The general went down among the ranks to supervise personally the change back into greatcoats. Captains rushed through their companies, sergeant-majors worried about greatcoats that weren’t quite right, and it took only a few moments for the solid and silent rectangles to stir, straggle and buzz with talk. Soldiers ran about everywhere – jerking their shoulders to lift up their rucksacks, pulling the straps over their heads, fishing out their greatcoats and reaching up with their arms to pull down the sleeves.
Half an hour later everything was back to normal, but the rectangles were grey rather than black. The general set off with his quivering walk to parade himself before the regiment, scanning it from some way off.
‘What the . . . ? What’s all this?’ he roared, coming to a halt. ‘Captain of the third company!’
‘Captain of the third company, report to the general! Company captain to the general! . . . Third company to the captain! . . .’ Voices rang out down the ranks, and an aide ran off to find the laggardly officer. When this urgent clamour reached its destination, having mixed up all the orders until eventually they were shouting ‘General to report to the third company!’, the officer in question emerged from the rear of his company, and, although he was an elderly man and no great runner, he managed a fair trot towards the general, tripping over his own toes as he came. The captain looked like a shifty schoolboy who had been told to run through some homework that he hadn’t done. His face, already bright red in colour – he was clearly no abstainer – now turned blotchy and his mouth twitched. The general looked him up and down as he ran forward, gasping and slowing down with every step.
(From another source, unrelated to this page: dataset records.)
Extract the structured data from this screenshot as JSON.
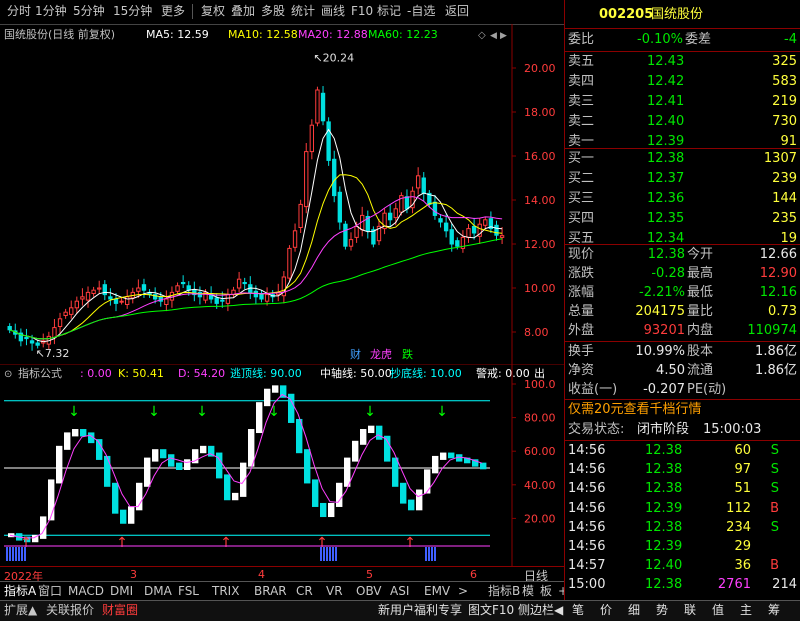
{
  "toolbar": {
    "items": [
      "分时",
      "1分钟",
      "5分钟",
      "15分钟",
      "更多",
      "复权",
      "叠加",
      "多股",
      "统计",
      "画线",
      "F10",
      "标记",
      "-自选",
      "返回"
    ]
  },
  "kline": {
    "title": "国统股份(日线 前复权)",
    "ma": [
      {
        "label": "MA5: 12.59",
        "color": "#ffffff"
      },
      {
        "label": "MA10: 12.58",
        "color": "#ffff00"
      },
      {
        "label": "MA20: 12.88",
        "color": "#ff40ff"
      },
      {
        "label": "MA60: 12.23",
        "color": "#00ff00"
      }
    ],
    "y_ticks": [
      "20.00",
      "18.00",
      "16.00",
      "14.00",
      "12.00",
      "10.00",
      "8.00"
    ],
    "high_label": "20.24",
    "low_label": "7.32",
    "badges": [
      {
        "text": "财",
        "color": "#40a0ff"
      },
      {
        "text": "龙虎",
        "color": "#ff40ff"
      },
      {
        "text": "跌",
        "color": "#00ff00"
      }
    ]
  },
  "indicator": {
    "params": [
      {
        "label": "指标公式",
        "color": "#c0c0c0"
      },
      {
        "label": ": 0.00",
        "color": "#ff40ff"
      },
      {
        "label": "K: 50.41",
        "color": "#ffff00"
      },
      {
        "label": "D: 54.20",
        "color": "#ff40ff"
      },
      {
        "label": "逃顶线: 90.00",
        "color": "#00ffff"
      },
      {
        "label": "中轴线: 50.00",
        "color": "#ffffff"
      },
      {
        "label": "抄底线: 10.00",
        "color": "#00ffff"
      },
      {
        "label": "警戒: 0.00",
        "color": "#ffffff"
      },
      {
        "label": "出",
        "color": "#ffffff"
      }
    ],
    "y_ticks": [
      "100.0",
      "80.00",
      "60.00",
      "40.00",
      "20.00"
    ]
  },
  "chart_data": {
    "type": "candlestick",
    "title": "国统股份(日线 前复权)",
    "x_labels": [
      "2022年",
      "3",
      "4",
      "5",
      "6"
    ],
    "y_ticks": [
      8,
      10,
      12,
      14,
      16,
      18,
      20
    ],
    "ylim": [
      7,
      21
    ],
    "high_mark": 20.24,
    "low_mark": 7.32,
    "close_series": [
      8.1,
      7.9,
      7.6,
      7.7,
      7.5,
      7.4,
      7.6,
      7.8,
      8.2,
      8.6,
      8.9,
      9.1,
      9.4,
      9.6,
      9.8,
      9.9,
      10.0,
      9.7,
      9.5,
      9.3,
      9.4,
      9.6,
      9.8,
      10.0,
      9.9,
      9.7,
      9.5,
      9.4,
      9.5,
      9.8,
      10.1,
      10.2,
      9.9,
      9.7,
      9.6,
      9.8,
      9.5,
      9.3,
      9.4,
      9.7,
      9.9,
      10.4,
      10.2,
      9.8,
      9.6,
      9.5,
      9.7,
      9.6,
      9.8,
      10.5,
      11.8,
      12.6,
      13.8,
      16.2,
      17.4,
      19.0,
      17.6,
      15.8,
      14.2,
      13.0,
      11.9,
      12.2,
      12.8,
      13.3,
      12.6,
      12.0,
      12.8,
      13.4,
      13.1,
      13.6,
      14.2,
      13.6,
      14.4,
      15.1,
      14.3,
      13.8,
      13.3,
      13.0,
      12.6,
      12.0,
      11.9,
      12.3,
      12.7,
      12.5,
      12.9,
      13.1,
      12.7,
      12.4,
      12.38
    ],
    "ma_series": [
      "MA5",
      "MA10",
      "MA20",
      "MA60"
    ],
    "indicator": {
      "name": "指标公式",
      "lines": {
        "逃顶线": 90,
        "中轴线": 50,
        "抄底线": 10
      },
      "K": 50.41,
      "D": 54.2,
      "ylim": [
        0,
        100
      ],
      "k_series": [
        10,
        8,
        7,
        9,
        20,
        42,
        62,
        70,
        72,
        70,
        66,
        56,
        40,
        24,
        18,
        26,
        40,
        55,
        60,
        57,
        52,
        50,
        54,
        60,
        62,
        58,
        45,
        32,
        34,
        52,
        72,
        88,
        96,
        98,
        93,
        78,
        60,
        42,
        28,
        22,
        28,
        40,
        55,
        65,
        72,
        74,
        68,
        55,
        40,
        30,
        26,
        36,
        48,
        56,
        58,
        57,
        55,
        54,
        52,
        50.41
      ]
    }
  },
  "timeline": {
    "labels": [
      "2022年",
      "3",
      "4",
      "5",
      "6"
    ],
    "right_label": "日线"
  },
  "indicator_tabs": [
    "指标A",
    "窗口",
    "MACD",
    "DMI",
    "DMA",
    "FSL",
    "TRIX",
    "BRAR",
    "CR",
    "VR",
    "OBV",
    "ASI",
    "EMV",
    ">",
    "指标B",
    "模",
    "板",
    "+",
    "-"
  ],
  "bottom_bar": {
    "left": [
      "扩展▲",
      "关联报价",
      "财富圈"
    ],
    "center": [
      "新用户福利专享",
      "图文F10",
      "侧边栏◀"
    ],
    "right": [
      "笔",
      "价",
      "细",
      "势",
      "联",
      "值",
      "主",
      "筹"
    ]
  },
  "quote": {
    "code": "002205",
    "name": "国统股份",
    "webi": {
      "label": "委比",
      "value": "-0.10%",
      "label2": "委差",
      "value2": "-4"
    },
    "asks": [
      {
        "label": "卖五",
        "price": "12.43",
        "vol": "325"
      },
      {
        "label": "卖四",
        "price": "12.42",
        "vol": "583"
      },
      {
        "label": "卖三",
        "price": "12.41",
        "vol": "219"
      },
      {
        "label": "卖二",
        "price": "12.40",
        "vol": "730"
      },
      {
        "label": "卖一",
        "price": "12.39",
        "vol": "91"
      }
    ],
    "bids": [
      {
        "label": "买一",
        "price": "12.38",
        "vol": "1307"
      },
      {
        "label": "买二",
        "price": "12.37",
        "vol": "239"
      },
      {
        "label": "买三",
        "price": "12.36",
        "vol": "144"
      },
      {
        "label": "买四",
        "price": "12.35",
        "vol": "235"
      },
      {
        "label": "买五",
        "price": "12.34",
        "vol": "19"
      }
    ],
    "stats": [
      {
        "l1": "现价",
        "v1": "12.38",
        "c1": "green",
        "l2": "今开",
        "v2": "12.66",
        "c2": "white"
      },
      {
        "l1": "涨跌",
        "v1": "-0.28",
        "c1": "green",
        "l2": "最高",
        "v2": "12.90",
        "c2": "red"
      },
      {
        "l1": "涨幅",
        "v1": "-2.21%",
        "c1": "green",
        "l2": "最低",
        "v2": "12.16",
        "c2": "green"
      },
      {
        "l1": "总量",
        "v1": "204175",
        "c1": "yellow",
        "l2": "量比",
        "v2": "0.73",
        "c2": "yellow"
      },
      {
        "l1": "外盘",
        "v1": "93201",
        "c1": "red",
        "l2": "内盘",
        "v2": "110974",
        "c2": "green"
      }
    ],
    "stats2": [
      {
        "l1": "换手",
        "v1": "10.99%",
        "c1": "white",
        "l2": "股本",
        "v2": "1.86亿",
        "c2": "white"
      },
      {
        "l1": "净资",
        "v1": "4.50",
        "c1": "white",
        "l2": "流通",
        "v2": "1.86亿",
        "c2": "white"
      },
      {
        "l1": "收益(一)",
        "v1": "-0.207",
        "c1": "white",
        "l2": "PE(动)",
        "v2": "",
        "c2": "white"
      }
    ],
    "ad": "仅需20元查看千档行情",
    "trade_status_label": "交易状态:",
    "trade_status": "闭市阶段",
    "trade_time": "15:00:03",
    "ticks": [
      {
        "time": "14:56",
        "price": "12.38",
        "pc": "green",
        "vol": "60",
        "vc": "yellow",
        "bs": "S",
        "bc": "green"
      },
      {
        "time": "14:56",
        "price": "12.38",
        "pc": "green",
        "vol": "97",
        "vc": "yellow",
        "bs": "S",
        "bc": "green"
      },
      {
        "time": "14:56",
        "price": "12.38",
        "pc": "green",
        "vol": "51",
        "vc": "yellow",
        "bs": "S",
        "bc": "green"
      },
      {
        "time": "14:56",
        "price": "12.39",
        "pc": "green",
        "vol": "112",
        "vc": "yellow",
        "bs": "B",
        "bc": "red"
      },
      {
        "time": "14:56",
        "price": "12.38",
        "pc": "green",
        "vol": "234",
        "vc": "yellow",
        "bs": "S",
        "bc": "green"
      },
      {
        "time": "14:56",
        "price": "12.39",
        "pc": "green",
        "vol": "29",
        "vc": "yellow",
        "bs": "",
        "bc": "green"
      },
      {
        "time": "14:57",
        "price": "12.40",
        "pc": "green",
        "vol": "36",
        "vc": "yellow",
        "bs": "B",
        "bc": "red"
      },
      {
        "time": "15:00",
        "price": "12.38",
        "pc": "green",
        "vol": "2761",
        "vc": "mag",
        "bs": "214",
        "bc": "white"
      }
    ]
  }
}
‘Do you want your men in women’s dresses! What’s the meaning of this?’ roared the general, setting his jaw and pointing in the ranks of the third division to a soldier wearing a different-coloured greatcoat from everyone else’s, the colour of factory cloth. ‘And where have you been? The commander-in-chief is expected, and you’re not where you should be! Eh? . . . I’ll teach you to put your men in fancy dress for an inspection! . . . Eh?’
The captain, never taking his eyes off his superior officer, pressed his two fingers harder and harder against the peak of his cap, as if his only hope of safety lay in saluting as hard as he could.
‘Well, why don’t you
‘Your Excellency.’
‘What do you mean, “your Excellency?” I’ll give you “your Excellency”! You say it, but nobody knows what you mean!’
‘Your Excellency, that man is Private Dolokhov. He’s been reduced to the ranks,’ the captain said softly.
‘Are you sure he wasn’t reduced to field marshal? If he’s a private, he should be dressed like the others, regulation kit.’
‘Your Excellency, you gave him permission, on the march.’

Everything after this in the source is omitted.